No ônibus observava tudo, sem a devida empolgação. Pessoas espremidas, gente mal-humorada e sem luz, quase sem vida. Enquanto olhava para a criança, uma senhora pisou em seu pé, não se desculpou, ela suspirou: “Vai ser um dia daqueles”.

Acabada a viagem matinal diária, chegou à faculdade e entrou na sala tentando não ser notada. Não teve, porém sucesso em sua missão. Culpa daquela maldita cadeira barulhenta. A professora falava com a empolgação de quem repete as mesmas frases marcadas há vinte anos, sem mudar o tom de voz, os cabelos e a expressão.

As palavras não conseguiam entrar em seus ouvidos, fez trejeitos de que ia sair pra fumar um cigarro, a professora a encarou, da ponta da franja que caia nos olhos até o all star sujo. Fora obrigada a mudar de idéia, ajeitou-se na cadeira e abriu um livro. Mergulhou num mar chamado Fernando Pessoa e precisou de um beliscão para responder a chamada.

Assistiu às aulas estranha, o coração batia como se algo fosse acontecer, não sabia o quê e aquilo lhe trazia a velha mania de infância, roer unhas.

Ela não esperava nada de uma quarta-feira, nem ele. Mas ele ainda não entra na estória.

Saiu da aula e dispo-se a ler e-mails, com uma preguiça incalculável, então um cumprimento no Messenger muda o jogo naquele dia.

Cinema marcado. O coração ainda batia do mesmo jeito, mas sem esperanças de um fim de tarde interessante.

Foi quando ele chegou (e é bem aqui que ele entra na estória). Ele tinha o mesmo rosto de que ela se lembrava daquela noite no bar em que conversaram sem compromisso e sem marcar tempo. Havia mudado o cabelo, mas não a timidez, nem o tom de voz.

O filme escolhido era tarde, a segunda opção nem existia, enfim apagaram o último cigarro e entraram no cinema, sem nem saber o que assistiriam.

Clichê não era apenas o filme, mas sim o desenrolar da estória.

Saíram antes do final, corajosos e sem medo das pipocas e andaram pela noite que crescia sem medo da chuva.

Entre um copo e outro de cerveja a conversa crescia, informal e empolgante. Ela sorria, como há tempos não viam. Tinha pretensões além daquela conversa com ele, mas a timidez que guardava em si não deixava outra escolha, ia ficar ali, sentada e só.

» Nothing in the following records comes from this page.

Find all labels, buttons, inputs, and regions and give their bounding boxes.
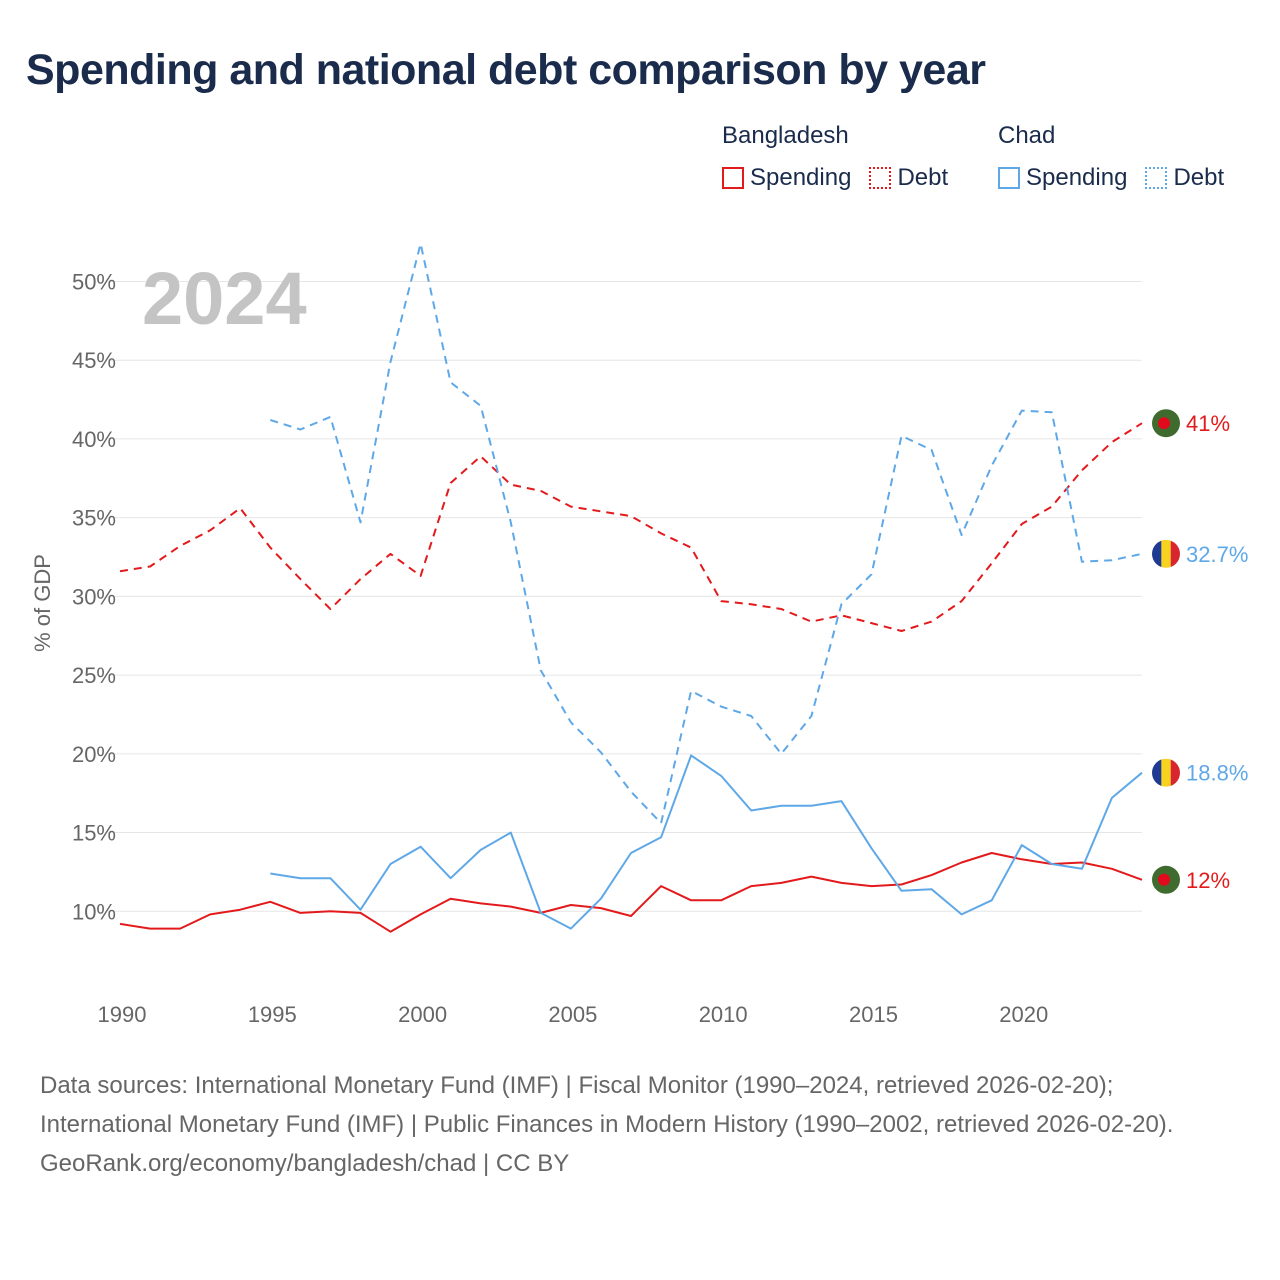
- end-value-label: 41%: [1186, 411, 1230, 436]
- bangladesh-flag-icon: [1152, 409, 1180, 438]
- footer: Data sources: International Monetary Fun…: [40, 1066, 1240, 1183]
- chart-title: Spending and national debt comparison by…: [26, 46, 986, 94]
- y-axis-ticks: 10% 15% 20% 25% 30% 35% 40% 45% 50%: [72, 269, 116, 924]
- legend-item-label: Spending: [750, 164, 852, 191]
- x-tick-label: 2010: [699, 1002, 748, 1027]
- series-line-bangladesh-spending[interactable]: [119, 852, 1143, 933]
- legend-bangladesh: Bangladesh Spending Debt: [722, 122, 966, 192]
- y-axis-label: % of GDP: [30, 554, 55, 652]
- y-tick-label: 25%: [72, 663, 116, 688]
- end-value-label: 12%: [1186, 868, 1230, 893]
- x-tick-label: 2005: [548, 1002, 597, 1027]
- data-sources: Data sources: International Monetary Fun…: [40, 1072, 1174, 1138]
- y-tick-label: 10%: [72, 899, 116, 924]
- legend-country-label: Bangladesh: [722, 122, 849, 149]
- chad-flag-icon: [1152, 758, 1180, 787]
- credit-link[interactable]: GeoRank.org/economy/bangladesh/chad | CC…: [40, 1150, 570, 1177]
- chad-flag-icon: [1152, 539, 1180, 568]
- legend-bangladesh-spending[interactable]: Spending: [722, 164, 851, 192]
- gridlines: [108, 280, 1142, 912]
- legend-bangladesh-debt[interactable]: Debt: [869, 164, 948, 192]
- y-tick-label: 15%: [72, 821, 116, 846]
- y-tick-label: 50%: [72, 269, 116, 294]
- legend-chad-debt[interactable]: Debt: [1145, 164, 1224, 192]
- series-line-chad-debt[interactable]: [269, 242, 1143, 825]
- x-tick-label: 1995: [248, 1002, 297, 1027]
- y-tick-label: 35%: [72, 506, 116, 531]
- legend-chad-spending[interactable]: Spending: [998, 164, 1127, 192]
- y-tick-label: 45%: [72, 348, 116, 373]
- series-end-markers: 41% 32.7% 12% 18.8%: [1152, 409, 1248, 894]
- end-value-label: 18.8%: [1186, 761, 1248, 786]
- legend-swatch-solid: [998, 167, 1020, 189]
- x-axis-ticks: 1990 1995 2000 2005 2010 2015 2020: [98, 1002, 1049, 1027]
- end-value-label: 32.7%: [1186, 542, 1248, 567]
- bangladesh-flag-icon: [1152, 865, 1180, 894]
- x-tick-label: 2020: [999, 1002, 1048, 1027]
- legend-swatch-dotted: [1145, 167, 1168, 189]
- legend-country-label: Chad: [998, 122, 1056, 149]
- legend-swatch-dotted: [869, 167, 892, 189]
- x-tick-label: 1990: [98, 1002, 147, 1027]
- year-watermark: 2024: [142, 257, 307, 340]
- series-line-chad-spending[interactable]: [270, 754, 1143, 930]
- series-lines: [119, 242, 1143, 933]
- x-tick-label: 2015: [849, 1002, 898, 1027]
- legend-item-label: Spending: [1026, 164, 1128, 191]
- x-tick-label: 2000: [398, 1002, 447, 1027]
- legend-item-label: Debt: [1173, 164, 1225, 191]
- y-tick-label: 20%: [72, 742, 116, 767]
- line-chart: 10% 15% 20% 25% 30% 35% 40% 45% 50% 1990 1995 2000…: [30, 242, 1248, 1027]
- y-tick-label: 40%: [72, 427, 116, 452]
- series-line-bangladesh-debt[interactable]: [119, 422, 1143, 632]
- legend-item-label: Debt: [897, 164, 949, 191]
- y-tick-label: 30%: [72, 584, 116, 609]
- legend-chad: Chad Spending Debt: [998, 122, 1242, 192]
- legend-swatch-solid: [722, 167, 744, 189]
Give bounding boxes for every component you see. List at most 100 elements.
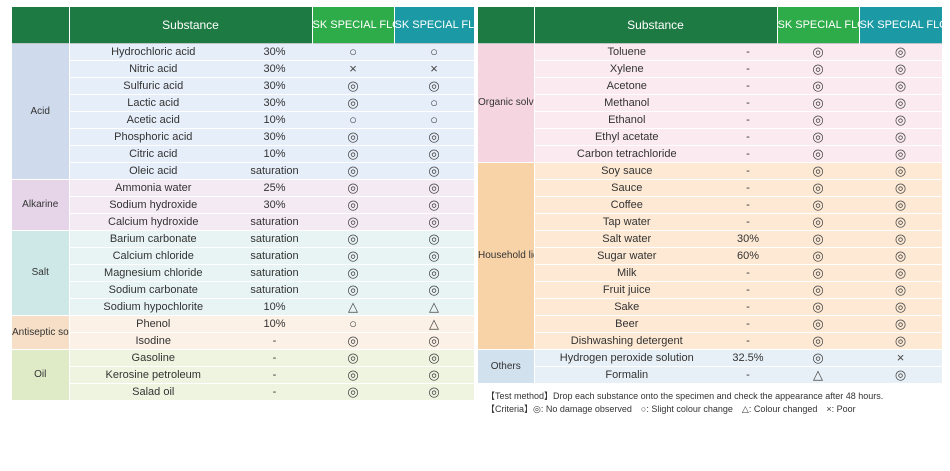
substance-name: Formalin xyxy=(534,366,719,384)
rating-ns: × xyxy=(394,60,474,78)
rating-ns: ◎ xyxy=(394,264,474,282)
table-row: Others Hydrogen peroxide solution 32.5% ◎ × xyxy=(478,349,942,384)
table-row: Phosphoric acid 30% ◎ ◎ xyxy=(12,128,474,146)
substance-name: Phenol xyxy=(69,315,237,333)
table-row: Coffee - ◎ ◎ xyxy=(478,196,942,214)
rating-ns: ◎ xyxy=(394,145,474,163)
substance-name: Carbon tetrachloride xyxy=(534,145,719,163)
concentration: - xyxy=(719,196,777,214)
table-row: Nitric acid 30% × × xyxy=(12,60,474,78)
concentration: 30% xyxy=(237,128,312,146)
table-row: Salad oil - ◎ ◎ xyxy=(12,383,474,401)
substance-name: Salad oil xyxy=(69,383,237,401)
rating-f4m: ◎ xyxy=(777,247,859,265)
concentration: - xyxy=(719,128,777,146)
substance-name: Soy sauce xyxy=(534,162,719,180)
substance-name: Sodium carbonate xyxy=(69,281,237,299)
substance-name: Salt water xyxy=(534,230,719,248)
header-category-cell xyxy=(12,7,70,44)
table-row: Sake - ◎ ◎ xyxy=(478,298,942,316)
rating-ns: ◎ xyxy=(394,196,474,214)
rating-f4m: ◎ xyxy=(312,196,394,214)
substance-name: Sodium hypochlorite xyxy=(69,298,237,316)
rating-ns: ◎ xyxy=(859,213,942,231)
table-row: Xylene - ◎ ◎ xyxy=(478,60,942,78)
table-row: Alkarine Ammonia water 25% ◎ ◎ xyxy=(12,179,474,231)
table-row: Citric acid 10% ◎ ◎ xyxy=(12,145,474,163)
rating-f4m: ◎ xyxy=(777,213,859,231)
rating-ns: ◎ xyxy=(859,196,942,214)
table-row: Salt water 30% ◎ ◎ xyxy=(478,230,942,248)
resistance-table-left: Substance SK SPECIAL FLOOR F-4M SK SPECI… xyxy=(12,7,475,401)
header-substance: Substance xyxy=(69,7,313,44)
rating-ns: ◎ xyxy=(394,213,474,231)
rating-ns: ◎ xyxy=(394,162,474,180)
rating-f4m: ◎ xyxy=(312,128,394,146)
concentration: - xyxy=(237,383,312,401)
category-label: Acid xyxy=(12,43,70,180)
rating-ns: ◎ xyxy=(859,60,942,78)
table-row: Sodium carbonate saturation ◎ ◎ xyxy=(12,281,474,299)
concentration: - xyxy=(719,281,777,299)
substance-name: Coffee xyxy=(534,196,719,214)
test-method-note: 【Test method】Drop each substance onto th… xyxy=(486,391,884,401)
rating-f4m: ◎ xyxy=(312,247,394,265)
concentration: - xyxy=(719,111,777,129)
rating-ns: ◎ xyxy=(394,383,474,401)
table-row: Oleic acid saturation ◎ ◎ xyxy=(12,162,474,180)
category-label: Antiseptic solution xyxy=(12,315,70,350)
concentration: - xyxy=(719,162,777,180)
rating-ns: ◎ xyxy=(394,230,474,248)
substance-name: Citric acid xyxy=(69,145,237,163)
concentration: - xyxy=(719,179,777,197)
rating-ns: ○ xyxy=(394,43,474,61)
header-substance: Substance xyxy=(534,7,778,44)
table-row: Kerosine petroleum - ◎ ◎ xyxy=(12,366,474,384)
concentration: 30% xyxy=(237,94,312,112)
table-row: Ethanol - ◎ ◎ xyxy=(478,111,942,129)
concentration: saturation xyxy=(237,247,312,265)
rating-f4m: ◎ xyxy=(312,349,394,367)
rating-f4m: ◎ xyxy=(777,145,859,163)
category-label: Salt xyxy=(12,230,70,316)
concentration: saturation xyxy=(237,162,312,180)
substance-name: Sodium hydroxide xyxy=(69,196,237,214)
criteria-note: 【Criteria】◎: No damage observed ○: Sligh… xyxy=(486,404,856,414)
rating-f4m: ◎ xyxy=(777,281,859,299)
table-row: Antiseptic solutionPhenol10%○△ xyxy=(12,315,474,350)
rating-f4m: ◎ xyxy=(312,179,394,197)
table-header-row: Substance SK SPECIAL FLOOR F-4M SK SPECI… xyxy=(478,7,943,44)
rating-ns: ◎ xyxy=(394,281,474,299)
rating-ns: ◎ xyxy=(394,366,474,384)
table-row: Sulfuric acid 30% ◎ ◎ xyxy=(12,77,474,95)
table-row: Carbon tetrachloride - ◎ ◎ xyxy=(478,145,942,163)
rating-f4m: ◎ xyxy=(777,128,859,146)
concentration: 30% xyxy=(237,196,312,214)
concentration: - xyxy=(719,94,777,112)
concentration: - xyxy=(237,366,312,384)
rating-f4m: ◎ xyxy=(777,349,859,367)
table-row: Dishwashing detergent - ◎ ◎ xyxy=(478,332,942,350)
rating-f4m: ◎ xyxy=(312,366,394,384)
category-label: Household liquid xyxy=(478,162,535,350)
rating-ns: ◎ xyxy=(394,179,474,197)
concentration: - xyxy=(719,332,777,350)
rating-ns: ◎ xyxy=(859,162,942,180)
rating-f4m: ◎ xyxy=(777,60,859,78)
table-row: Acetone - ◎ ◎ xyxy=(478,77,942,95)
substance-name: Dishwashing detergent xyxy=(534,332,719,350)
concentration: 60% xyxy=(719,247,777,265)
substance-name: Hydrochloric acid xyxy=(69,43,237,61)
substance-name: Barium carbonate xyxy=(69,230,237,248)
rating-ns: ◎ xyxy=(859,247,942,265)
rating-f4m: ◎ xyxy=(777,264,859,282)
concentration: 30% xyxy=(237,43,312,61)
substance-name: Fruit juice xyxy=(534,281,719,299)
concentration: 10% xyxy=(237,111,312,129)
concentration: 30% xyxy=(237,60,312,78)
substance-name: Ammonia water xyxy=(69,179,237,197)
substance-name: Phosphoric acid xyxy=(69,128,237,146)
substance-name: Tap water xyxy=(534,213,719,231)
rating-f4m: ◎ xyxy=(312,145,394,163)
rating-ns: ◎ xyxy=(859,264,942,282)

Foi quando, ele esqueceu da timidez e em um pedido simples, ela descobriu que o seu desejo era o mesmo que o dele. O lugar sumiu e só escutavam os gritos de gol. Depois, ela corou-se como um caqui.

E quem disse que o destino (coisa que nem ela, nem ele acreditavam) não coloca crença em momentos extraordinários. Ele chegou, sem marcar hora e conseguiu mudar conceitos.

Nenhum dos dois tinha pretensões de gostar e a estória não tem final, ainda, pois ela decidiu que ia deixar acontecer. Ele aceitou.